Save one reference photo. Shop normally. Click SEE MEE. The product image becomes a generated try-on of you, right where you found it.
Thesis
Try-on belongs inside the shopping flow, not in a separate upload-and-wait box.
Artifact
A Manifest V3 Chrome extension with a content script, background worker, popup setup, injected SEE MEE buttons, image edits, inline DOM replacement, and a local IndexedDB Closet.
Demo recording
The real flow: browse a product page, use the injected SEE MEE control, generate a try-on, and keep the result in the shopping context.

Setup
The extension popup stores the reference photo, model settings, API key, and demo controls.

Closet
Generated try-ons save locally inside the extension so the page can restore results later.
SEE MEE lets you try on clothes from the brands you love while you shop online.
No separate app. No new tab ritual. Just the product page, your reference photo, and one button.
A content script scans retail pages for product images, filters tiny assets and repeated UI images, then injects a black SEE MEE button onto eligible product cards.
On click, it captures the product image, product URL, title hints, and page context, then hands the job to a background worker so the page can keep behaving like a normal shopping page.
Install extension. Save reference photo. Open Nike, Uniqlo, or Abercrombie. Click SEE MEE. Keep browsing in the same grid.
For demos, Pre-generate 10 queues visible products one by one so latency does not kill the room with a tiny spoon.
The working path uses OpenAI gpt-image-2 through an image edit flow. The product image is treated as the source of truth for garment shape, colorway, logos, seams, pose, crop, lighting, and styling.
The saved reference photo supplies identity constraints. The prompt asks the model to preserve the clothing and scene while changing only the visible person identity: face, skin tone, hair, proportions, and light matching.
The popup stores reference status, provider settings, model settings, and generation history locally in the extension. The Closet is not a cloud account pretending to be privacy.

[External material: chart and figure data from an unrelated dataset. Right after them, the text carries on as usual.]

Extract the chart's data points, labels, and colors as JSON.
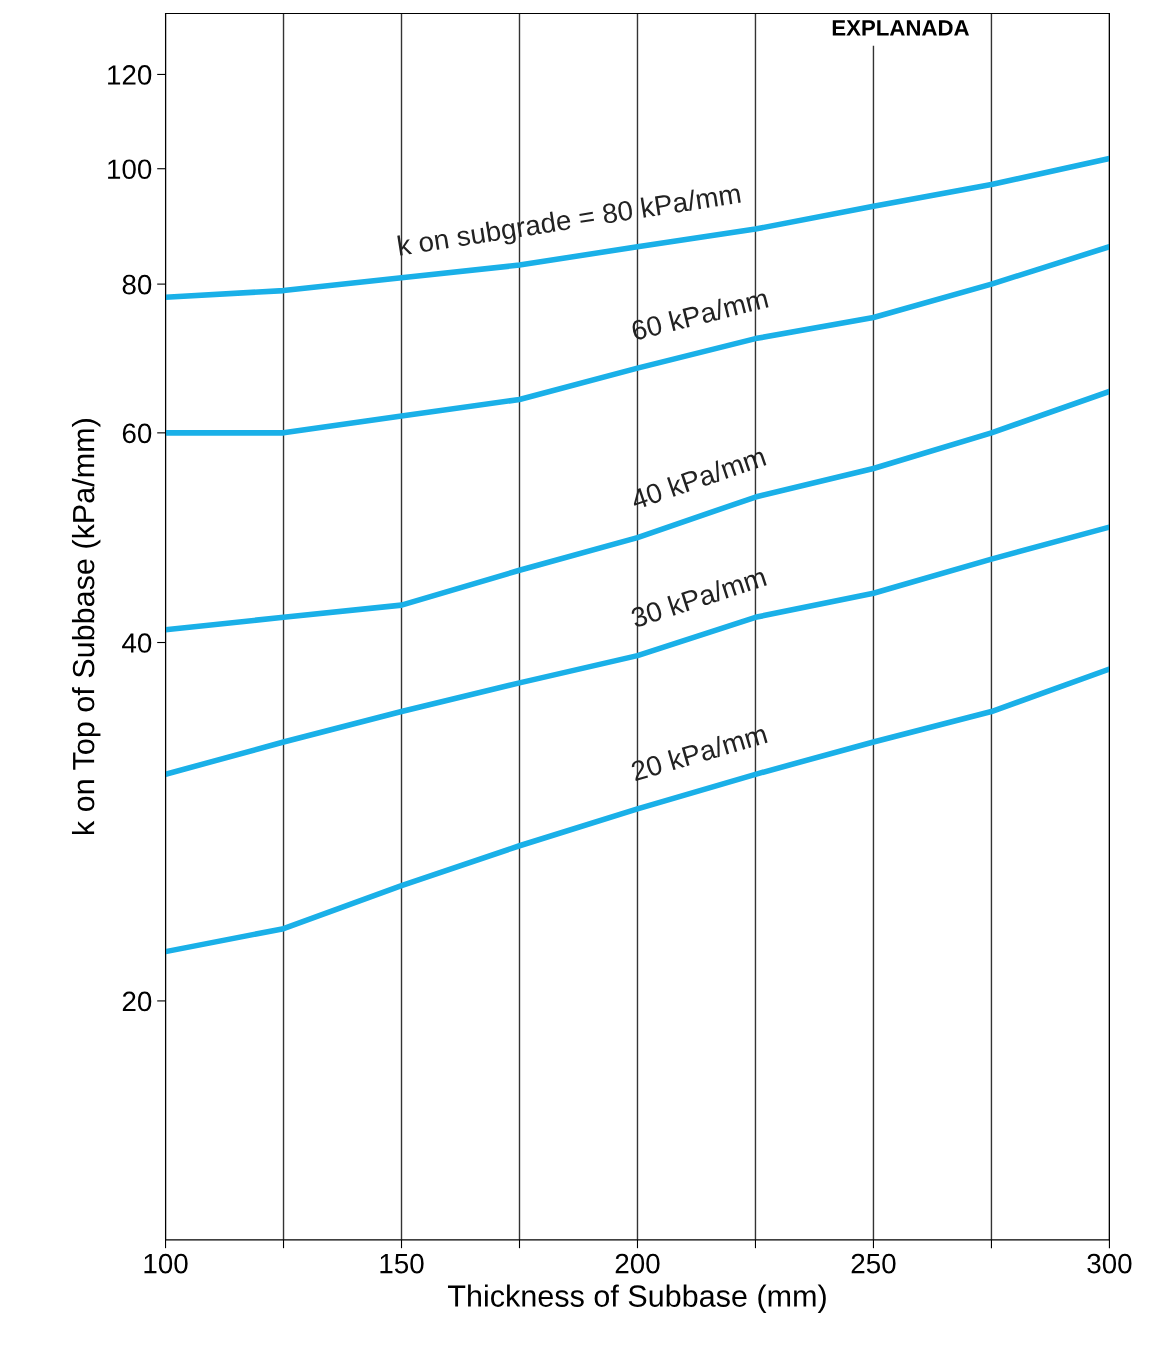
{
  "chart_data": {
    "type": "line",
    "xlabel": "Thickness of Subbase (mm)",
    "ylabel": "k on Top of Subbase (kPa/mm)",
    "annotations": [
      "EXPLANADA"
    ],
    "x": [
      100,
      125,
      150,
      175,
      200,
      225,
      250,
      275,
      300
    ],
    "series": [
      {
        "name": "k on subgrade = 80 kPa/mm",
        "color": "#1ab0e8",
        "values": [
          78,
          79,
          81,
          83,
          86,
          89,
          93,
          97,
          102
        ]
      },
      {
        "name": "60 kPa/mm",
        "color": "#1ab0e8",
        "values": [
          60,
          60,
          62,
          64,
          68,
          72,
          75,
          80,
          86
        ]
      },
      {
        "name": "40 kPa/mm",
        "color": "#1ab0e8",
        "values": [
          41,
          42,
          43,
          46,
          49,
          53,
          56,
          60,
          65
        ]
      },
      {
        "name": "30 kPa/mm",
        "color": "#1ab0e8",
        "values": [
          31,
          33,
          35,
          37,
          39,
          42,
          44,
          47,
          50
        ]
      },
      {
        "name": "20 kPa/mm",
        "color": "#1ab0e8",
        "values": [
          22,
          23,
          25,
          27,
          29,
          31,
          33,
          35,
          38
        ]
      }
    ],
    "log": "y",
    "xlim": [
      100,
      300
    ],
    "ylim": [
      12.6,
      135
    ],
    "xticks": [
      100,
      {
        "value": 125,
        "label": null
      },
      150,
      {
        "value": 175,
        "label": null
      },
      200,
      {
        "value": 225,
        "label": null
      },
      250,
      {
        "value": 275,
        "label": null
      },
      300
    ],
    "yticks": [
      20,
      40,
      60,
      80,
      100,
      120
    ],
    "grid": "x",
    "legend": false,
    "marker": "none",
    "line_style": "solid"
  }
}
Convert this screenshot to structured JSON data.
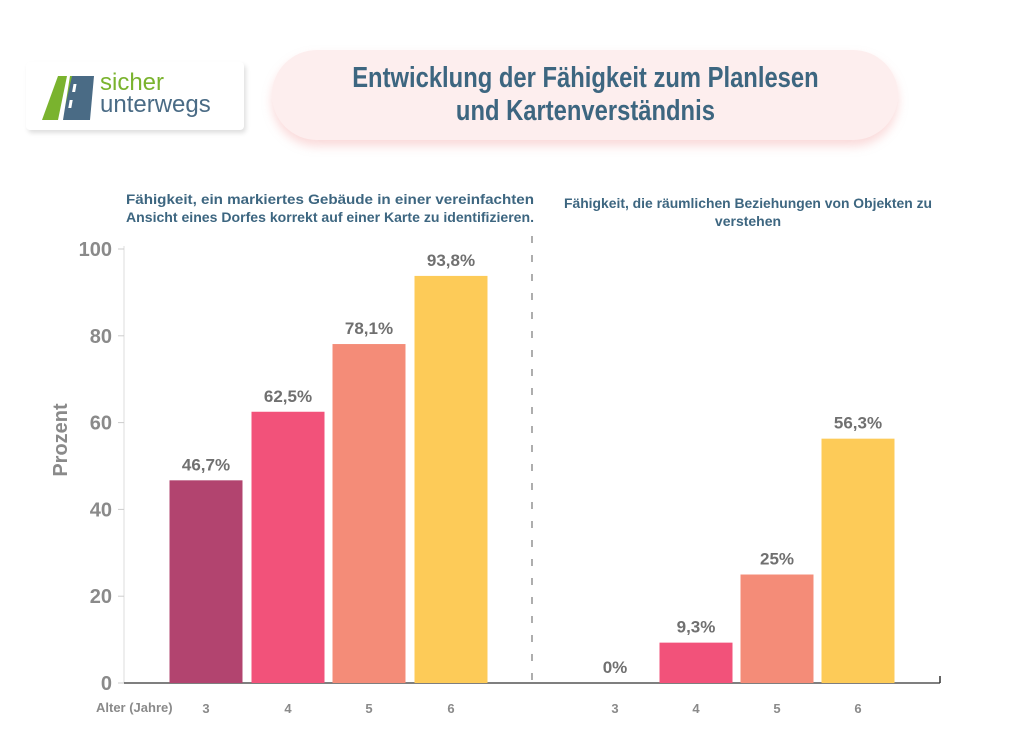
{
  "logo": {
    "line1": "sicher",
    "line2": "unterwegs"
  },
  "title": {
    "line1": "Entwicklung der Fähigkeit zum Planlesen",
    "line2": "und Kartenverständnis"
  },
  "colors": {
    "title": "#3d6680",
    "age3": "#b2446f",
    "age4": "#f2527a",
    "age5": "#f48c78",
    "age6": "#fdcb58"
  },
  "chart_data": {
    "type": "bar",
    "y_axis": {
      "label": "Prozent",
      "ylim": [
        0,
        100
      ],
      "ticks": [
        "0",
        "20",
        "40",
        "60",
        "80",
        "100"
      ]
    },
    "x_axis": {
      "label": "Alter (Jahre)"
    },
    "panels": [
      {
        "subtitle_line1": "Fähigkeit, ein markiertes Gebäude in einer vereinfachten",
        "subtitle_line2": "Ansicht eines Dorfes korrekt auf einer Karte zu identifizieren.",
        "categories": [
          "3",
          "4",
          "5",
          "6"
        ],
        "values": [
          46.7,
          62.5,
          78.1,
          93.8
        ],
        "value_labels": [
          "46,7%",
          "62,5%",
          "78,1%",
          "93,8%"
        ]
      },
      {
        "subtitle_line1": "Fähigkeit, die räumlichen Beziehungen von Objekten zu",
        "subtitle_line2": "verstehen",
        "categories": [
          "3",
          "4",
          "5",
          "6"
        ],
        "values": [
          0,
          9.3,
          25,
          56.3
        ],
        "value_labels": [
          "0%",
          "9,3%",
          "25%",
          "56,3%"
        ]
      }
    ]
  }
}
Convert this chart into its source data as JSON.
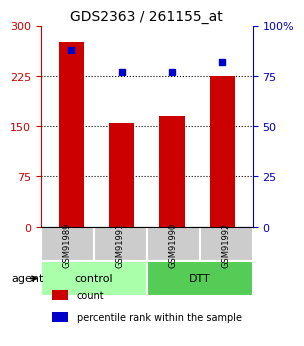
{
  "title": "GDS2363 / 261155_at",
  "samples": [
    "GSM91989",
    "GSM91991",
    "GSM91990",
    "GSM91992"
  ],
  "counts": [
    275,
    155,
    165,
    225
  ],
  "percentiles": [
    88,
    77,
    77,
    82
  ],
  "left_yticks": [
    0,
    75,
    150,
    225,
    300
  ],
  "right_yticks": [
    0,
    25,
    50,
    75,
    100
  ],
  "right_ylabels": [
    "0",
    "25",
    "50",
    "75",
    "100%"
  ],
  "ylim": [
    0,
    300
  ],
  "bar_color": "#cc0000",
  "dot_color": "#0000cc",
  "bar_width": 0.5,
  "groups": [
    {
      "label": "control",
      "samples": [
        "GSM91989",
        "GSM91991"
      ],
      "color": "#aaffaa"
    },
    {
      "label": "DTT",
      "samples": [
        "GSM91990",
        "GSM91992"
      ],
      "color": "#55cc55"
    }
  ],
  "agent_label": "agent",
  "legend_items": [
    {
      "color": "#cc0000",
      "label": "count"
    },
    {
      "color": "#0000cc",
      "label": "percentile rank within the sample"
    }
  ],
  "grid_color": "#000000",
  "background_color": "#ffffff",
  "plot_bg": "#ffffff",
  "box_bg": "#cccccc"
}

Generated try-ons are indexed locally so the extension can restore results, clear them, or share the current page state without making the user manage files manually.
The current version uses one reference photo and a general image model, so it works but can drift across face, hair, and body identity.
The stronger version uses a reusable identity profile or lightweight per-user adaptation so likeness stays stable across products. The bigger experiment is browser-native personalization: a private identity layer over commercial pages.